Face à cette escalade, l’administration américaine cherche à mobiliser des partenaires clés. Donald Trump, dont le second mandat a été marqué par une politique étrangère agressive envers l’Iran, a récemment évoqué une possible collaboration avec la Chine pour désamorcer la crise. « La Chine est le seul pays capable de dire aux Iraniens de mettre un peu d’eau dans leur vin », a estimé Sébastien Regnault, spécialiste de l’Iran, dans une analyse relayée par BMF - International.

Une collaboration sino-américaine pour désamorcer la crise d’Ormuz ?

Les discussions entre Donald Trump et son homologue chinois Xi Jinping ont pris une tournure inattendue. Lors d’un entretien téléphonique le 14 mai 2026, Trump a invité Xi à la Maison Blanche pour le 24 septembre 2026, un geste symbolique fort dans un contexte de rivalité économique et technologique entre les deux puissances. « La relation entre la Chine et les États-Unis est devenue la plus grande relation de l’histoire du monde », a déclaré Trump, soulignant l’importance d’une coordination sino-américaine pour éviter une escalade au Moyen-Orient.

Pour autant, les observateurs restent prudents. « Pour la première fois, la Chine est vraiment l’égale des États-Unis », a nuancé Alain Bauer, professeur émérite de criminologie, dans un entretien avec BMF - International. Si Pékin et Washington partagent un intérêt commun pour la stabilité énergétique, leurs divergences sur d’autres sujets, comme Taïwan ou la mer de Chine méridionale, pourraient limiter leur coopération.

« Celui qui se ronge les ongles aujourd’hui, c’est Benjamin Netanyahu », a analysé Alain Bauer, professeur émérite de criminologie, en référence à la position israélienne face à la montée des tensions régionales. « Les discussions sino-américaines sur Ormuz pourraient indirectement influencer les calculs d’Israël, qui voit dans l’Iran une menace existentielle. »

Un rapprochement cubain avec les États-Unis : un pari risqué ?

Si ces échanges entre la CIA et le gouvernement cubain étaient confirmés, ils marqueraient une inflexion notable dans la politique étrangère de La Havane. Depuis 2020, Cuba, confronté à une crise économique aggravée par les sanctions américaines et les retombées de la pandémie, a cherché à diversifier ses alliances. Le pays a renforcé ses liens avec Moscou et Pékin, mais aussi tenté de rouvrir des canaux avec Washington, notamment sous la présidence de Joe Biden.

Pour autant, le contexte actuel reste défavorable à un rapprochement rapide. Les États-Unis maintiennent un embargo économique strict sur Cuba, et les divisions internes à Washington entre partisans d’une politique d’ouverture et ceux favorables à un durcissement rendent toute avancée incertaine. « On est encore très loin d’un dégel complet », estime un analyste sous couvert d’anonymat.

Et maintenant ?

Les prochaines semaines seront décisives pour évaluer la portée réelle de ces discussions. Une visite officielle de William J. Burns à La Havane, ou une déclaration conjointe des deux parties, pourrait confirmer l’amorce d’un dialogue plus structuré. Côté américain, l’administration Trump, en quête de succès diplomatiques avant les élections de mi-mandat, pourrait chercher à capitaliser sur ces échanges pour affaiblir l’influence iranienne au Moyen-Orient. Reste à voir si Cuba, pris en étau entre ses alliés traditionnels et la nécessité économique, sera prêt à s’engager dans une normalisation avec Washington.
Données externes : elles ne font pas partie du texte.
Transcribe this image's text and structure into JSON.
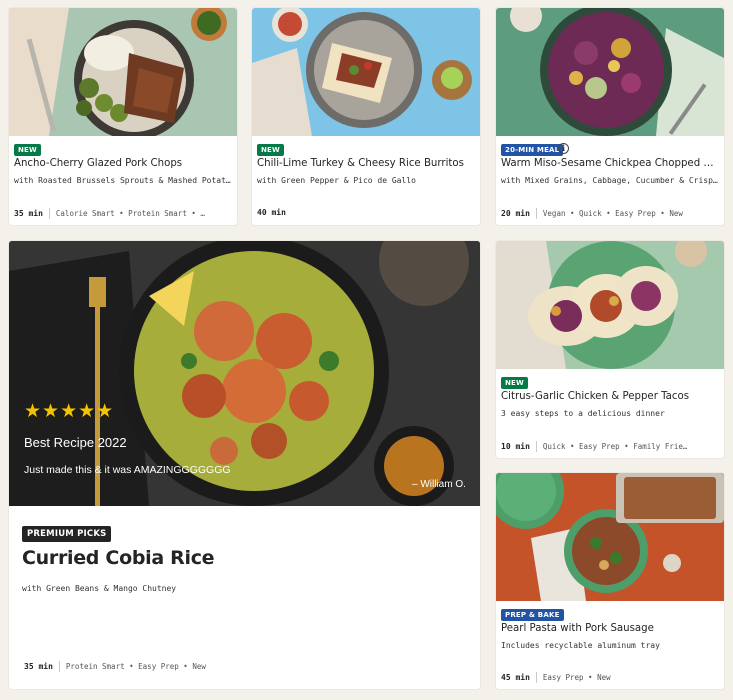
{
  "cards": [
    {
      "badge": "NEW",
      "title": "Ancho-Cherry Glazed Pork Chops",
      "subtitle": "with Roasted Brussels Sprouts & Mashed Potatoes",
      "time": "35 min",
      "tags": "Calorie Smart • Protein Smart • …"
    },
    {
      "badge": "NEW",
      "title": "Chili-Lime Turkey & Cheesy Rice Burritos",
      "subtitle": "with Green Pepper & Pico de Gallo",
      "time": "40 min",
      "tags": ""
    },
    {
      "badge": "20-MIN MEAL",
      "title": "Warm Miso-Sesame Chickpea Chopped Sal…",
      "subtitle": "with Mixed Grains, Cabbage, Cucumber & Crispy Wo…",
      "time": "20 min",
      "tags": "Vegan • Quick • Easy Prep • New"
    },
    {
      "badge": "NEW",
      "title": "Citrus-Garlic Chicken & Pepper Tacos",
      "subtitle": "3 easy steps to a delicious dinner",
      "time": "10 min",
      "tags": "Quick • Easy Prep • Family Frie…"
    },
    {
      "badge": "PREP & BAKE",
      "title": "Pearl Pasta with Pork Sausage",
      "subtitle": "Includes recyclable aluminum tray",
      "time": "45 min",
      "tags": "Easy Prep • New"
    }
  ],
  "featured": {
    "badge": "PREMIUM PICKS",
    "title": "Curried Cobia Rice",
    "subtitle": "with Green Beans & Mango Chutney",
    "time": "35 min",
    "tags": "Protein Smart • Easy Prep • New",
    "review": {
      "stars": "★★★★★",
      "title": "Best Recipe 2022",
      "text": "Just made this & it was AMAZINGGGGGGG",
      "author": "– William O."
    }
  },
  "colors": {
    "badge_green": "#067a46",
    "badge_blue": "#2254a6",
    "badge_dark": "#242424",
    "star": "#f4c400",
    "page_bg": "#f4f1ea"
  },
  "icons": [
    "info-icon",
    "star-icon"
  ]
}
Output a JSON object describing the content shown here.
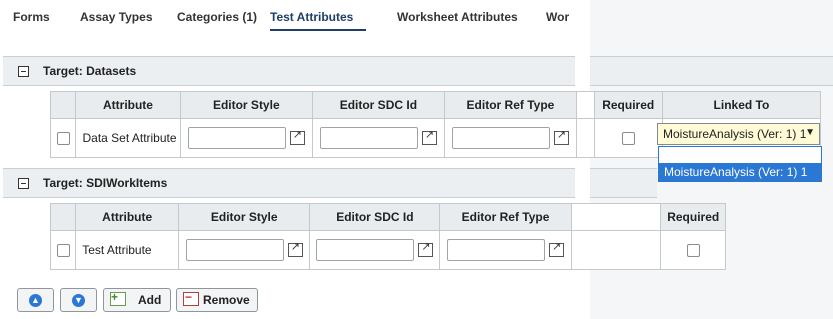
{
  "tabs": [
    {
      "label": "Forms"
    },
    {
      "label": "Assay Types"
    },
    {
      "label": "Categories (1)"
    },
    {
      "label": "Test Attributes",
      "active": true
    },
    {
      "label": "Worksheet Attributes"
    },
    {
      "label": "Wor"
    }
  ],
  "sections": [
    {
      "title": "Target: Datasets",
      "columns": [
        "Attribute",
        "Editor Style",
        "Editor SDC Id",
        "Editor Ref Type",
        "Required",
        "Linked To"
      ],
      "rows": [
        {
          "attribute": "Data Set Attribute",
          "linked_to": "MoistureAnalysis (Ver: 1) 1"
        }
      ]
    },
    {
      "title": "Target: SDIWorkItems",
      "columns": [
        "Attribute",
        "Editor Style",
        "Editor SDC Id",
        "Editor Ref Type",
        "Required"
      ],
      "rows": [
        {
          "attribute": "Test Attribute"
        }
      ]
    }
  ],
  "dropdown": {
    "options": [
      "MoistureAnalysis (Ver: 1) 1"
    ]
  },
  "toolbar": {
    "add_label": "Add",
    "remove_label": "Remove"
  },
  "colors": {
    "accent": "#2a78d4",
    "header_bg": "#e8ecef",
    "select_bg": "#fffbd6"
  }
}
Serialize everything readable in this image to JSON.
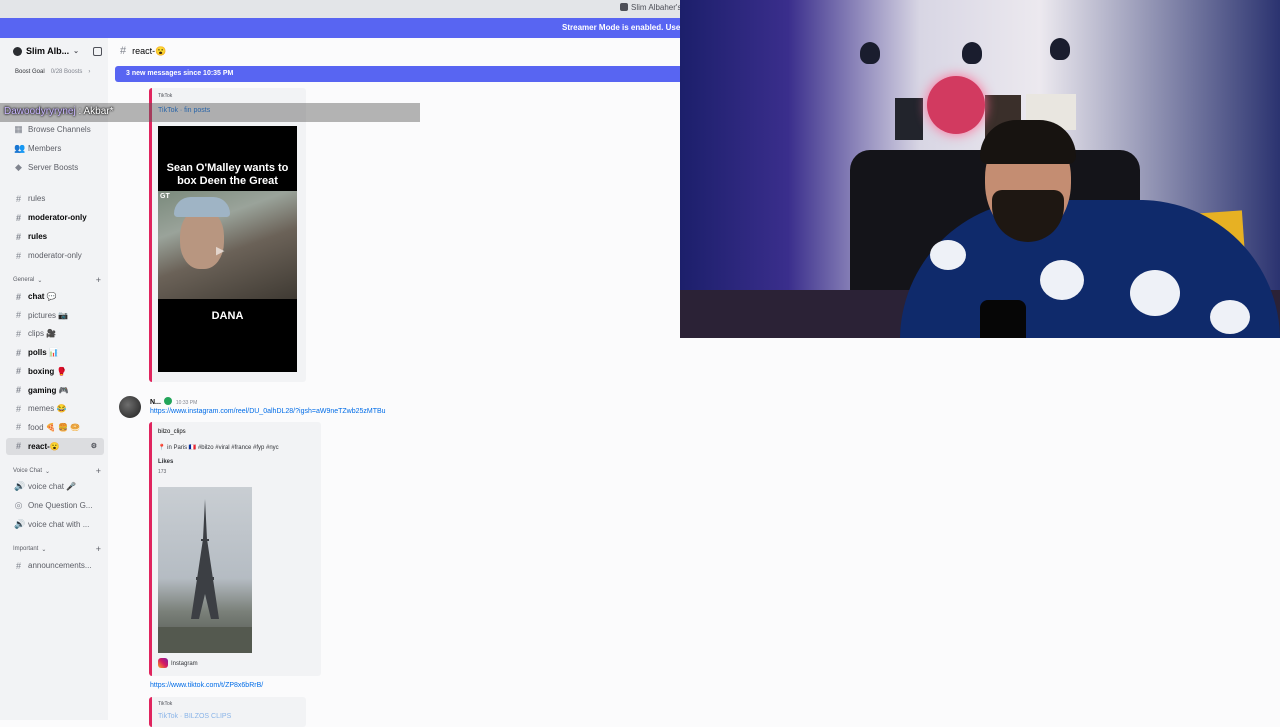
{
  "titlebar": {
    "app_label": "Slim Albaher's"
  },
  "banner": {
    "text": "Streamer Mode is enabled. Usernam"
  },
  "server": {
    "name": "Slim Alb..."
  },
  "boost": {
    "label": "Boost Goal",
    "count": "0/28 Boosts",
    "chevron": "›"
  },
  "overlay": {
    "user": "Dawoodyryrynej",
    "rest": ": Akbar*"
  },
  "sidebar": {
    "top_items": [
      {
        "label": "Browse Channels",
        "icon": "browse-icon",
        "glyph": "▦"
      },
      {
        "label": "Members",
        "icon": "members-icon",
        "glyph": "👥"
      },
      {
        "label": "Server Boosts",
        "icon": "boost-icon",
        "glyph": "◆"
      }
    ],
    "channels_a": [
      {
        "label": "rules",
        "bold": false
      },
      {
        "label": "moderator-only",
        "bold": true
      },
      {
        "label": "rules",
        "bold": true
      },
      {
        "label": "moderator-only",
        "bold": false
      }
    ],
    "category_general": "General",
    "general": [
      {
        "label": "chat 💬",
        "bold": true
      },
      {
        "label": "pictures 📷",
        "bold": false
      },
      {
        "label": "clips 🎥",
        "bold": false
      },
      {
        "label": "polls 📊",
        "bold": true
      },
      {
        "label": "boxing 🥊",
        "bold": true
      },
      {
        "label": "gaming 🎮",
        "bold": true
      },
      {
        "label": "memes 😂",
        "bold": false
      },
      {
        "label": "food 🍕 🍔 🥯",
        "bold": false
      },
      {
        "label": "react-😮",
        "bold": true,
        "active": true
      }
    ],
    "category_voice": "Voice Chat",
    "voice": [
      {
        "label": "voice chat 🎤",
        "icon": "speaker-icon",
        "glyph": "🔊"
      },
      {
        "label": "One Question G...",
        "icon": "stage-icon",
        "glyph": "◎"
      },
      {
        "label": "voice chat with ...",
        "icon": "speaker-icon",
        "glyph": "🔊"
      }
    ],
    "category_important": "Important",
    "important": [
      {
        "label": "announcements..."
      }
    ]
  },
  "channel_header": {
    "name": "react-😮"
  },
  "new_messages": "3 new messages since 10:35 PM",
  "embed1": {
    "provider": "TikTok",
    "title": "TikTok · fin posts",
    "caption_top": "Sean O'Malley wants to box Deen the Great",
    "caption_bottom": "DANA",
    "tag": "GT"
  },
  "message2": {
    "author": "N...",
    "time": "10:33 PM",
    "link": "https://www.instagram.com/reel/DU_0alhDL28/?igsh=aW9neTZwb25zMTBu",
    "embed_provider": "bilzo_clips",
    "embed_desc": "📍 in Paris 🇫🇷 #bilzo #viral #france #fyp #nyc",
    "likes_label": "Likes",
    "likes_count": "173",
    "footer": "Instagram"
  },
  "message3": {
    "link": "https://www.tiktok.com/t/ZP8x6bRrB/",
    "embed_provider": "TikTok",
    "embed_title": "TikTok · BILZOS CLIPS"
  },
  "colors": {
    "accent": "#5865f2",
    "link": "#006ce7",
    "embed_bar": "#e0245e"
  }
}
En définitive, cette rencontre discrète entre la CIA et des responsables cubains s’inscrit dans une séquence diplomatique plus large, où les États-Unis tentent de mobiliser leurs partenaires pour éviter une escalade incontrôlable au Moyen-Orient. À l’heure où les tensions géopolitiques s’accumulent, chaque geste de dialogue, même modeste, prend une importance stratégique.

Depuis l’arrivée au pouvoir de Fidel Castro en 1959, les relations entre Cuba et les États-Unis ont été marquées par une hostilité réciproque, culminant avec l’embargo économique américain imposé en 1962. Les rares périodes de détente, comme sous Barack Obama entre 2014 et 2016, se sont soldées par des reculs sous Donald Trump, qui a renforcé les sanctions. Une rencontre entre le directeur de la CIA et des officiels cubains, sans précédent depuis des années, signale donc une volonté de dialogue, même limitée.